U.S. modeling centers should be encouraged to participate in international activities, including the execution of internationally coordinated numerical experiments such as CMIP, and to make that data publicly available. In addition, there should be sustained support and encouragement for the participation of U.S. scientists in international activities in support of climate modeling and the use of climate models, such as those organized by WCRP, and for the systems to archive model output from leading U.S. climate models, and to make that output freely and easily accessible (this is discussed in Chapter 10).

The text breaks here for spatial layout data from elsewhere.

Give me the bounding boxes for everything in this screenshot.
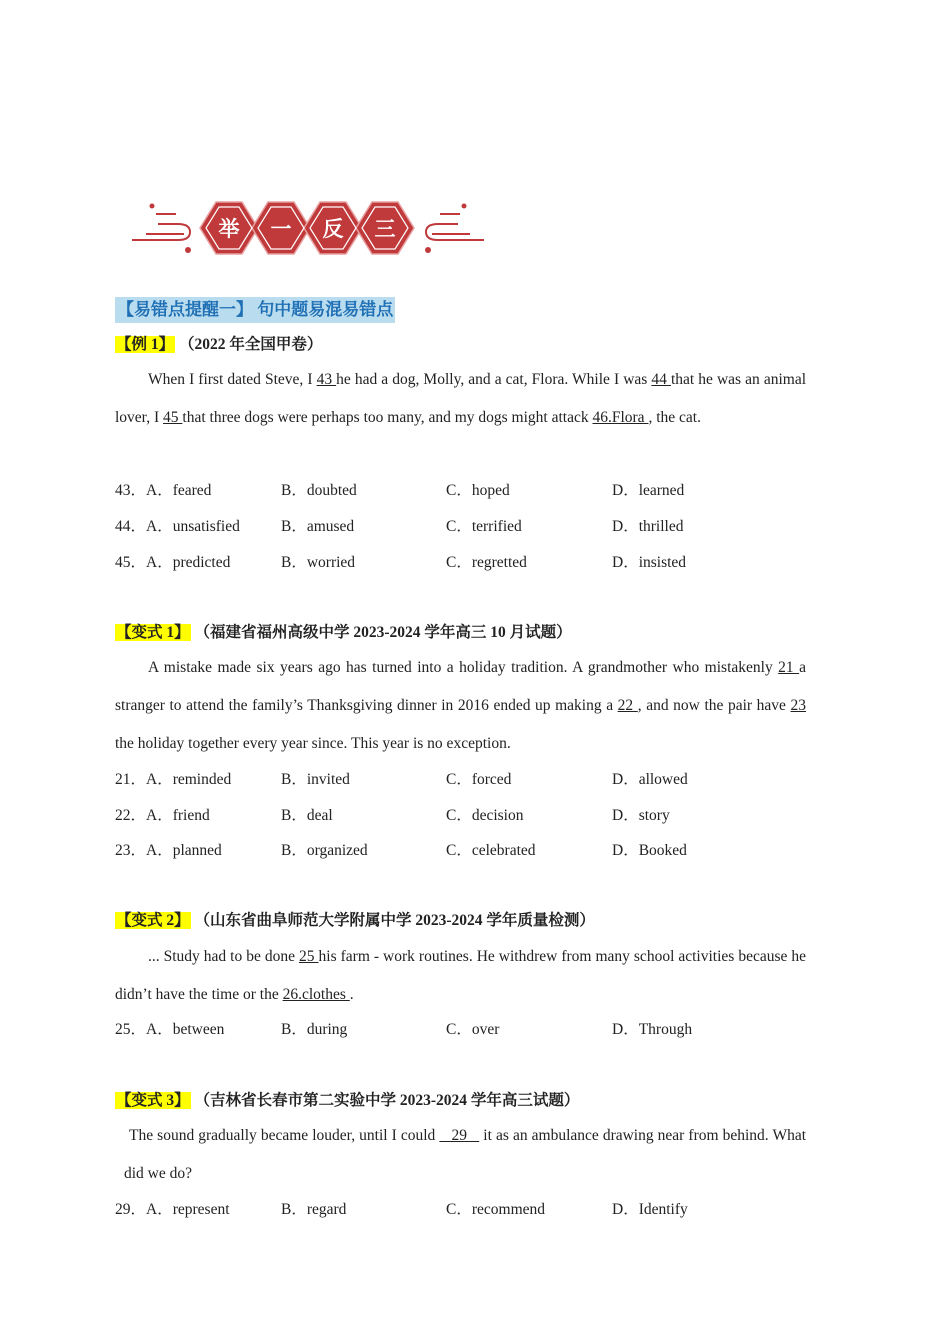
question-row	[115, 480, 815, 502]
blank-25: 25	[299, 948, 319, 965]
question-number: 22．A．friend	[115, 807, 210, 824]
option-c: C．terrified	[446, 518, 522, 535]
variant-3-tag: 【变式 3】	[116, 1092, 190, 1109]
blank-22: 22	[617, 697, 638, 714]
blank-23: 23	[790, 697, 807, 714]
blank-44: 44	[651, 371, 671, 388]
option-d: D．learned	[612, 482, 685, 499]
option-c: C．over	[446, 1021, 500, 1038]
option-d: D．Booked	[612, 842, 687, 859]
example-1-header	[115, 334, 322, 356]
blank-46: 46.Flora	[592, 409, 649, 426]
question-number: 44．A．unsatisfied	[115, 518, 240, 535]
option-c: C．hoped	[446, 482, 510, 499]
variant-2-source: （山东省曲阜师范大学附属中学 2023-2024 学年质量检测）	[194, 912, 595, 929]
variant-1-header	[115, 622, 572, 644]
variant-1-tag: 【变式 1】	[116, 624, 190, 641]
banner-char-3: 反	[322, 217, 344, 241]
banner-char-2: 一	[270, 217, 292, 241]
option-c: C．recommend	[446, 1201, 546, 1218]
banner-char-4: 三	[374, 217, 396, 241]
option-d: D．thrilled	[612, 518, 684, 535]
question-number: 43．A．feared	[115, 482, 212, 499]
question-number: 25．A．between	[115, 1021, 225, 1038]
question-number: 23．A．planned	[115, 842, 222, 859]
blank-43: 43	[316, 371, 337, 388]
option-d: D．Identify	[612, 1201, 688, 1218]
question-row	[115, 1199, 815, 1221]
blank-45: 45	[163, 409, 183, 426]
option-c: C．forced	[446, 771, 512, 788]
blank-21: 21	[778, 659, 800, 676]
option-b: B．during	[281, 1021, 348, 1038]
question-number: 29．A．represent	[115, 1201, 230, 1218]
variant-3-passage: The sound gradually became louder, until I could 29 it as an ambulance drawing near from behind. What did we do?	[124, 1127, 807, 1182]
variant-3-source: （吉林省长春市第二实验中学 2023-2024 学年高三试题）	[194, 1092, 580, 1109]
blank-29: 29	[439, 1127, 480, 1144]
question-row	[115, 516, 815, 538]
question-number: 21．A．reminded	[115, 771, 232, 788]
banner-graphic	[128, 194, 488, 262]
option-b: B．doubted	[281, 482, 357, 499]
variant-2-tag: 【变式 2】	[116, 912, 190, 929]
example-1-tag: 【例 1】	[116, 336, 175, 353]
option-d: D．insisted	[612, 554, 687, 571]
example-1-source: （2022 年全国甲卷）	[179, 336, 323, 353]
question-number: 45．A．predicted	[115, 554, 231, 571]
option-b: B．invited	[281, 771, 350, 788]
option-b: B．deal	[281, 807, 333, 824]
variant-2-passage: ... Study had to be done 25 his farm - work routines. He withdrew from many school activities because he didn’t have the time or the 26.clothes .	[115, 948, 807, 1003]
question-row	[115, 805, 815, 827]
question-row	[115, 1019, 815, 1041]
option-c: C．celebrated	[446, 842, 536, 859]
blank-26: 26.clothes	[282, 986, 350, 1003]
variant-1-passage: A mistake made six years ago has turned into a holiday tradition. A grandmother who mistakenly 21 a stranger to attend the family’s Thanksgiving dinner in 2016 ended up making a 22 , and now the pair have 23 the holiday together every year since. This year is no exception.	[115, 659, 807, 752]
variant-3-header	[115, 1090, 579, 1112]
question-row	[115, 840, 815, 862]
section-title: 【易错点提醒一】 句中题易混易错点	[115, 297, 395, 323]
example-1-passage: When I first dated Steve, I 43 he had a dog, Molly, and a cat, Flora. While I was 44 that he was an animal lover, I 45 that three dogs were perhaps too many, and my dogs might attack 46.Flora , the cat.	[115, 371, 807, 426]
variant-2-header	[115, 910, 595, 932]
option-b: B．organized	[281, 842, 368, 859]
question-row	[115, 552, 815, 574]
option-b: B．regard	[281, 1201, 347, 1218]
question-row	[115, 769, 815, 791]
option-b: B．amused	[281, 518, 355, 535]
variant-1-source: （福建省福州高级中学 2023-2024 学年高三 10 月试题）	[194, 624, 572, 641]
option-c: C．regretted	[446, 554, 527, 571]
option-d: D．Through	[612, 1021, 693, 1038]
option-d: D．story	[612, 807, 670, 824]
option-b: B．worried	[281, 554, 356, 571]
option-c: C．decision	[446, 807, 524, 824]
banner-char-1: 举	[218, 217, 240, 241]
option-d: D．allowed	[612, 771, 688, 788]
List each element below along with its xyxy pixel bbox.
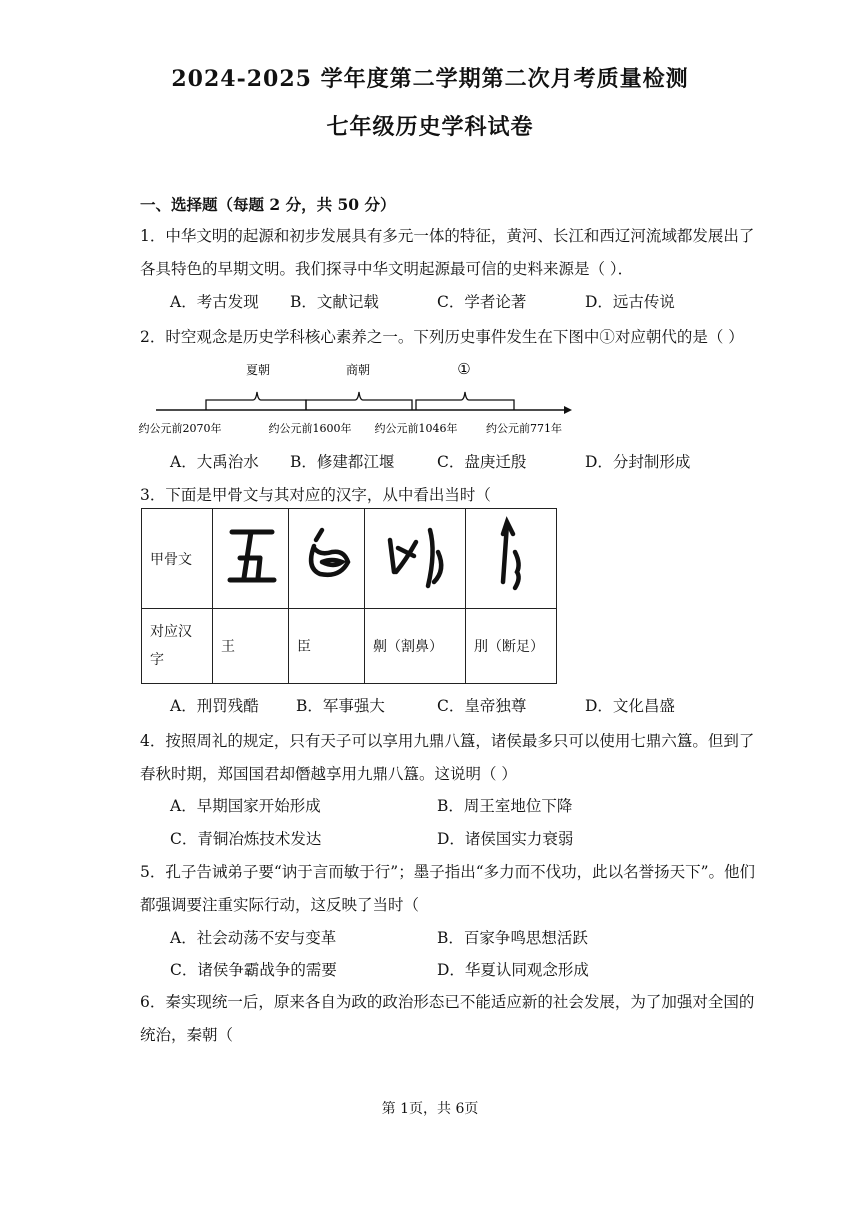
q3-option-b: B．军事强大 bbox=[296, 697, 385, 715]
brace-circle1 bbox=[416, 392, 514, 410]
oracle-glyph-yue bbox=[466, 509, 557, 609]
q2-option-b: B．修建都江堰 bbox=[290, 453, 395, 471]
brace-shang bbox=[306, 392, 412, 410]
timeline-label-shang: 商朝 bbox=[345, 363, 371, 377]
q2-option-c: C．盘庚迁殷 bbox=[437, 453, 527, 471]
q5-line1: 5．孔子告诫弟子要“讷于言而敏于行”；墨子指出“多力而不伐功，此以名誉扬天下”。他们 bbox=[140, 863, 756, 881]
timeline-label-xia: 夏朝 bbox=[245, 363, 271, 377]
dynasty-timeline bbox=[138, 352, 580, 442]
page-footer: 第 1页，共 6页 bbox=[381, 1101, 479, 1117]
timeline-tick-771: 约公元前771年 bbox=[486, 422, 562, 435]
q3-option-c: C．皇帝独尊 bbox=[437, 697, 527, 715]
char-chen: 臣 bbox=[289, 609, 365, 684]
q2-option-a: A．大禹治水 bbox=[170, 453, 259, 471]
q6-line2: 统治，秦朝（ bbox=[140, 1026, 234, 1044]
exam-title: 2024-2025 学年度第二学期第二次月考质量检测 bbox=[171, 66, 689, 92]
exam-subtitle: 七年级历史学科试卷 bbox=[326, 114, 534, 140]
q3-stem: 3．下面是甲骨文与其对应的汉字，从中看出当时（ bbox=[140, 486, 491, 504]
q4-option-c: C．青铜冶炼技术发达 bbox=[170, 830, 322, 848]
timeline-tick-1600: 约公元前1600年 bbox=[268, 422, 352, 435]
brace-xia bbox=[206, 392, 306, 410]
oracle-glyph-chen bbox=[289, 509, 365, 609]
q4-line1: 4．按照周礼的规定，只有天子可以享用九鼎八簋，诸侯最多只可以使用七鼎六簋。但到了 bbox=[140, 732, 755, 750]
q1-line2: 各具特色的早期文明。我们探寻中华文明起源最可信的史料来源是（ ）． bbox=[140, 260, 634, 278]
q4-option-a: A．早期国家开始形成 bbox=[170, 797, 321, 815]
char-wang: 王 bbox=[213, 609, 289, 684]
timeline-tick-2070: 约公元前2070年 bbox=[138, 422, 222, 435]
q1-option-b: B．文献记载 bbox=[290, 293, 379, 311]
q5-option-c: C．诸侯争霸战争的需要 bbox=[170, 961, 337, 979]
char-yi: 劓（割鼻） bbox=[365, 609, 466, 684]
q2-option-d: D．分封制形成 bbox=[585, 453, 691, 471]
table-header-oracle: 甲骨文 bbox=[142, 509, 213, 609]
table-header-chars-line1: 对应汉 bbox=[150, 624, 192, 640]
q2-stem: 2．时空观念是历史学科核心素养之一。下列历史事件发生在下图中①对应朝代的是（ ） bbox=[140, 328, 744, 346]
q4-option-d: D．诸侯国实力衰弱 bbox=[437, 830, 574, 848]
oracle-glyph-wang bbox=[213, 509, 289, 609]
q6-line1: 6．秦实现统一后，原来各自为政的政治形态已不能适应新的社会发展，为了加强对全国的 bbox=[140, 993, 755, 1011]
oracle-bone-table bbox=[141, 508, 557, 684]
timeline-tick-1046: 约公元前1046年 bbox=[374, 422, 458, 435]
char-yue: 刖（断足） bbox=[466, 609, 557, 684]
section-heading: 一、选择题（每题 2 分，共 50 分） bbox=[140, 195, 396, 214]
timeline-arrow bbox=[564, 406, 572, 414]
q3-option-d: D．文化昌盛 bbox=[585, 697, 675, 715]
q1-option-d: D．远古传说 bbox=[585, 293, 675, 311]
q5-option-d: D．华夏认同观念形成 bbox=[437, 961, 589, 979]
table-header-chars bbox=[142, 609, 213, 684]
q5-option-b: B．百家争鸣思想活跃 bbox=[437, 929, 588, 947]
q1-option-c: C．学者论著 bbox=[437, 293, 527, 311]
q5-line2: 都强调要注重实际行动，这反映了当时（ bbox=[140, 896, 420, 914]
q1-option-a: A．考古发现 bbox=[170, 293, 259, 311]
q5-option-a: A．社会动荡不安与变革 bbox=[170, 929, 337, 947]
q3-option-a: A．刑罚残酷 bbox=[170, 697, 259, 715]
oracle-glyph-yi bbox=[365, 509, 466, 609]
q4-line2: 春秋时期，郑国国君却僭越享用九鼎八簋。这说明（ ） bbox=[140, 765, 517, 783]
table-header-chars-line2: 字 bbox=[150, 652, 164, 668]
q4-option-b: B．周王室地位下降 bbox=[437, 797, 573, 815]
timeline-label-circle1: ① bbox=[457, 360, 471, 378]
q1-line1: 1．中华文明的起源和初步发展具有多元一体的特征，黄河、长江和西辽河流域都发展出了 bbox=[140, 227, 755, 245]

Recommendation 8.1: To advance in the next 10-20 years, U.S. climate modeling efforts should continue to strive for a suitable balance among and support for
• the application of current generation models to support climate research activities, as well as national and international projects such as CMIP/IPCC;
• near-term development activities that lead to incremental but meaningful improvements in models and their predictions; and
• the investment of resources to conduct and capitalize on long-lead-time research that offers the potential for more fundamental and transformational advances in climate modeling.
Recommendation 8.2: The United States should continue to support the participation of U.S. scientists and institutions in international activities, such as model intercomparisons, including support for systems to archive model output, because such activities have proven effective in robustly addressing user needs for climate information and for advancing U.S. climate models.
Recommendation 8.3: To enhance their robustness, national and regional climate change/adaptation assessments should incorporate projections from leading international climate models as well as those developed in the United States.